L’AUTO IN ITALIA, SIMBOLO DEL DECLINO

Qualche giorno fa il Presidente del Consiglio Renzi ha avuto ancora una volta parole di apprezzamento per l’AD di FCA (ex FIAT) Marchionne, affermando che contro la disoccupazione in questo Paese ha fatto più Marchionne che certi sindacalisti (ANSA.it, 3 aprile ’16). Quindi si potrebbe pensare che l’Italia sia ancora un grande produttore di auto, uno dei grandi europei: niente di più sbagliato.FIAT.H2

I dati del 2014 sono molto chiari: in Italia sono state prodotte 401.317 auto (neanchhe mezzo milione !), mentre in Germania ne hanno prodotte 5.604.026 (sì, proprio 5 milioni); la Spagna ne ha prodotte 1.898. 342, la Gran Bretagna 1.528.148, la Francia 1.495.000; ci stracciano ampiamente anche Cechia e Slovacchia, rispettivamente con 1.246.506 e 962.500 (fonte “Quattroruote” giugno 2015, a sua volta su dati OICA ed Eurostat 2014). Nel mondo dell’automobile siamo dunque diventati un Paese marginale, almeno sul piano produttivo e occupazionale.

Dov’è finita l’Italia dei grandi numeri di una volta? E vogliamo ricordarli? In Italia nel 1990 furono prodotte 1.717.345 vetture tra FIAT, Alfa Romeo e Lancia. Poi c’è stata la grande crisi, ma quanta produzione e occupazione ha creato Marchionne, tanto caro a Renzi?

Però Renzi è estasiato per le Jeep costruite in Italia; dice che vengono fatte in Basilicata e che questa per lui è una cosa bellissima (ancora fonte ANSA.it).

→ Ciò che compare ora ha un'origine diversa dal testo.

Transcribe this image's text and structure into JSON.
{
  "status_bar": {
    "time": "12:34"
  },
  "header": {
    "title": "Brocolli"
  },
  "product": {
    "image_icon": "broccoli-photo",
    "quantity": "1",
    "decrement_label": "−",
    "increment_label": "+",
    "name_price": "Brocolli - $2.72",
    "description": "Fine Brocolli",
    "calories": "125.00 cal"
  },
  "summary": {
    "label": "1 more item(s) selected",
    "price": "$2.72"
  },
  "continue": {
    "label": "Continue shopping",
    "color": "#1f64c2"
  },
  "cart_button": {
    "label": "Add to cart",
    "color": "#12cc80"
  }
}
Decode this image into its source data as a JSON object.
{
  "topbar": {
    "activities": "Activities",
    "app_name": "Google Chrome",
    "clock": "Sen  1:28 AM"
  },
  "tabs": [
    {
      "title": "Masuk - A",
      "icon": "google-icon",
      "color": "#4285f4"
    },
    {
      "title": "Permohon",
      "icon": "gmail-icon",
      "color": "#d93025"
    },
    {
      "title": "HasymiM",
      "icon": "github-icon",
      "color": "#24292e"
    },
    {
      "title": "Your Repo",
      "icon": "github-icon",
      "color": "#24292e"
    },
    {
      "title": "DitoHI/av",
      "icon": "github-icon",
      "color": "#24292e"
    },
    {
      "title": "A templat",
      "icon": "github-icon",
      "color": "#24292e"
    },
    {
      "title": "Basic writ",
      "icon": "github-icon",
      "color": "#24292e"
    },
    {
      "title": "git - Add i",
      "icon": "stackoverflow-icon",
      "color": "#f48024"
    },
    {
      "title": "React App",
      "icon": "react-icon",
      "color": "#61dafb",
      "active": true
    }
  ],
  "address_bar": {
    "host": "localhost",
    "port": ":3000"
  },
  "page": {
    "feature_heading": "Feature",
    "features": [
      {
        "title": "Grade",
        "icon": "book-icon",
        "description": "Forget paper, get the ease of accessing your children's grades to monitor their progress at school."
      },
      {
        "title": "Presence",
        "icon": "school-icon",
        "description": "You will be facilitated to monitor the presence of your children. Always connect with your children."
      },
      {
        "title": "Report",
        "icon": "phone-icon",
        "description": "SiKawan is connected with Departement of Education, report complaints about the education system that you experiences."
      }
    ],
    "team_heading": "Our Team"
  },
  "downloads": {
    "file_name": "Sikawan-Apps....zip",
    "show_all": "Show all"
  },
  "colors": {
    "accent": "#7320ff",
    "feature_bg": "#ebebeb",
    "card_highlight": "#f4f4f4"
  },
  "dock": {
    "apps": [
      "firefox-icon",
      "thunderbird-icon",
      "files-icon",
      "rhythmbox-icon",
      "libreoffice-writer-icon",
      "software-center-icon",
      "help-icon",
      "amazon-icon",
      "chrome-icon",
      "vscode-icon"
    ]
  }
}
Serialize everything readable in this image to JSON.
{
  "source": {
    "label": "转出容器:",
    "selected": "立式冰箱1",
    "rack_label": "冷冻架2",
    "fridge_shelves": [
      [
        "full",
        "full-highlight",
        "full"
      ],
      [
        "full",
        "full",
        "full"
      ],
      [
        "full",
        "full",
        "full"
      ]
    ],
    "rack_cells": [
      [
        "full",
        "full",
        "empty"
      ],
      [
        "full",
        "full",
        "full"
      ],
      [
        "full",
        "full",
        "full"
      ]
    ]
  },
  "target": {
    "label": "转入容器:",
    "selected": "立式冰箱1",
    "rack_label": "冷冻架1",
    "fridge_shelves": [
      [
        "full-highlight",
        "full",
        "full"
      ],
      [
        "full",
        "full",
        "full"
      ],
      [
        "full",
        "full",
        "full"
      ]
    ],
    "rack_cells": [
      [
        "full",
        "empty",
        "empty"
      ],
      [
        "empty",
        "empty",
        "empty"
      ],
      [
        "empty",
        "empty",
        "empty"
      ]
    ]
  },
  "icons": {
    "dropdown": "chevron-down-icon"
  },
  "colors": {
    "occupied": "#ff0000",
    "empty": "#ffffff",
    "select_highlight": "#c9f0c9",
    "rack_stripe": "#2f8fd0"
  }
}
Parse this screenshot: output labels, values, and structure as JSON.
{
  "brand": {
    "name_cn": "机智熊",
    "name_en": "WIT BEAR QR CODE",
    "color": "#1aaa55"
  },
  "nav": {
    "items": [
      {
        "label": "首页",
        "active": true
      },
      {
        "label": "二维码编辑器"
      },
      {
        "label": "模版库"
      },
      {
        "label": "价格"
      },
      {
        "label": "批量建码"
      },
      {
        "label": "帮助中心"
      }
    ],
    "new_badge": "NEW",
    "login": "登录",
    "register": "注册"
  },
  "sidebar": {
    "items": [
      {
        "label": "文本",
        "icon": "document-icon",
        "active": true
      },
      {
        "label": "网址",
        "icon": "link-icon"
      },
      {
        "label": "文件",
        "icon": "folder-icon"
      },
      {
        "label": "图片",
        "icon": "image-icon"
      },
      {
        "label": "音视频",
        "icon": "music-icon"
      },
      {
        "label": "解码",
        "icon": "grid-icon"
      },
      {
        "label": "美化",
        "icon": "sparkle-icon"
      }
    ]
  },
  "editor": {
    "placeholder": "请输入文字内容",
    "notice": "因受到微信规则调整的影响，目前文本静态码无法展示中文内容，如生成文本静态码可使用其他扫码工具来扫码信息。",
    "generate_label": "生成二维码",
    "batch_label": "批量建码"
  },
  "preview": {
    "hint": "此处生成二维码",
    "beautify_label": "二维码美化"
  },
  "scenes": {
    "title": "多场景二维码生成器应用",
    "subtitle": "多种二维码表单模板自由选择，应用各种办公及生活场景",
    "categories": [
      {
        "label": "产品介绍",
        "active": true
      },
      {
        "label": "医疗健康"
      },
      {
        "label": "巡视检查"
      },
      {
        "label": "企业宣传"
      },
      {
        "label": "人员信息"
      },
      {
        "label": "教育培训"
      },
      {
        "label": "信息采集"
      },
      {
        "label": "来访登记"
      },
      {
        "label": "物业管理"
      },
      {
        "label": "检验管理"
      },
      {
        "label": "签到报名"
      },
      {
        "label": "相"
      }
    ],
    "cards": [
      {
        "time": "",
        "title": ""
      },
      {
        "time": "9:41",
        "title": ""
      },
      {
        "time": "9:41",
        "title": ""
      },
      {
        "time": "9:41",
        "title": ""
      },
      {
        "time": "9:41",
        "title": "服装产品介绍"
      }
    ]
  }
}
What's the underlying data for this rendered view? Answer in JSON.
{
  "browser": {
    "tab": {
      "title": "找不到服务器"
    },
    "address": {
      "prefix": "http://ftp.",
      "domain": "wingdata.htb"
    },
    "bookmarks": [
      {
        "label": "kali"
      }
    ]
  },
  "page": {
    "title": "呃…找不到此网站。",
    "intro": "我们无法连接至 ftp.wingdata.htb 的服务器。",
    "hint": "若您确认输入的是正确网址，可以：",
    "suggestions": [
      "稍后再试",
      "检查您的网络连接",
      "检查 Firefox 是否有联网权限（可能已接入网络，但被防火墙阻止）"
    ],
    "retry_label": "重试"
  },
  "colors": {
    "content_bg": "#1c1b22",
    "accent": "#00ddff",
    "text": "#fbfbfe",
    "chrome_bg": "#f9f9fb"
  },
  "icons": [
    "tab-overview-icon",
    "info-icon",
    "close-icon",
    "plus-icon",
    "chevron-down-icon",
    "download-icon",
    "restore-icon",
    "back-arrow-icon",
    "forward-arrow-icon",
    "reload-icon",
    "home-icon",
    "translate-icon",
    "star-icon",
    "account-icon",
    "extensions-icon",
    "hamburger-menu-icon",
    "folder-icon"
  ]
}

A parte il fatto che a Melfi viene prodotto un modello e non tutte le Jeep, forse nessuno gli ha ricordato che in compenso ormai molte FIAT le fanno all’estero, dalla Polonia alla Turchia passando per la Serbia.

E’ vero che nel 2015 c’è stato un aumento della produzione di auto in Italia: secondo dati ANFIA ci siamo attestati su 663.000 veicoli (comprese le produzioni non FCA) e questo vuol dire +65% rispetto all’anno prima, ma stiamo parlando di numeri ridicoli rispetto al non lontano passato che ricordavo prima. E in mezzo c’è una media produttiva degli ultimi 10 anni di 609.000 veicoli all’anno, col minimo di 338.000 nel 2013. Tutto ciò in un Paese che comunque continua a comprare: 1.575.000 nuove immatricolazioni nel 2015; quanta ricchezza, quanto lavoro avremmo potuto avere in Italia invece di trasferirli all’estero? (Fonte Ilsole24ore.com , 10 febbraio 2016).

Di cosa dovremmo gioire? In tanto deserto industriale e con tanta produzione spostata in altri Paesi non ci sono rimasti neppure i profitti industriali da tassare, visto che la sede fiscale di FCA è stata spostata in Gran Bretagna, la quale quindi ne tassa i profitti e guadagna al posto nostro. Il danno e la beffa!

All’Italia non serve una politica delle chiacchiere da comizio, non servono le facili battute non dimostrate sui grandi successi del governo e dei suoi amici. Abbiamo bisogno invece di una vera politica industriale e dell’auto, una politica che riporti in Italia produzione, lavoro, profitti e relative imposte, e anche “immagine” per il Paese.

E infine abbiamo bisogno di una politica che sappia incentivare, promuovere e imporre l’innovazione tecnologica: auto elettriche, ibride, a idrogeno (fantascienza?) per trasformare in tempi rapidi la mobilità automobilistica in senso più sostenibile per l’ambiente e per la nostra salute, anche con auto di produzione nazionale.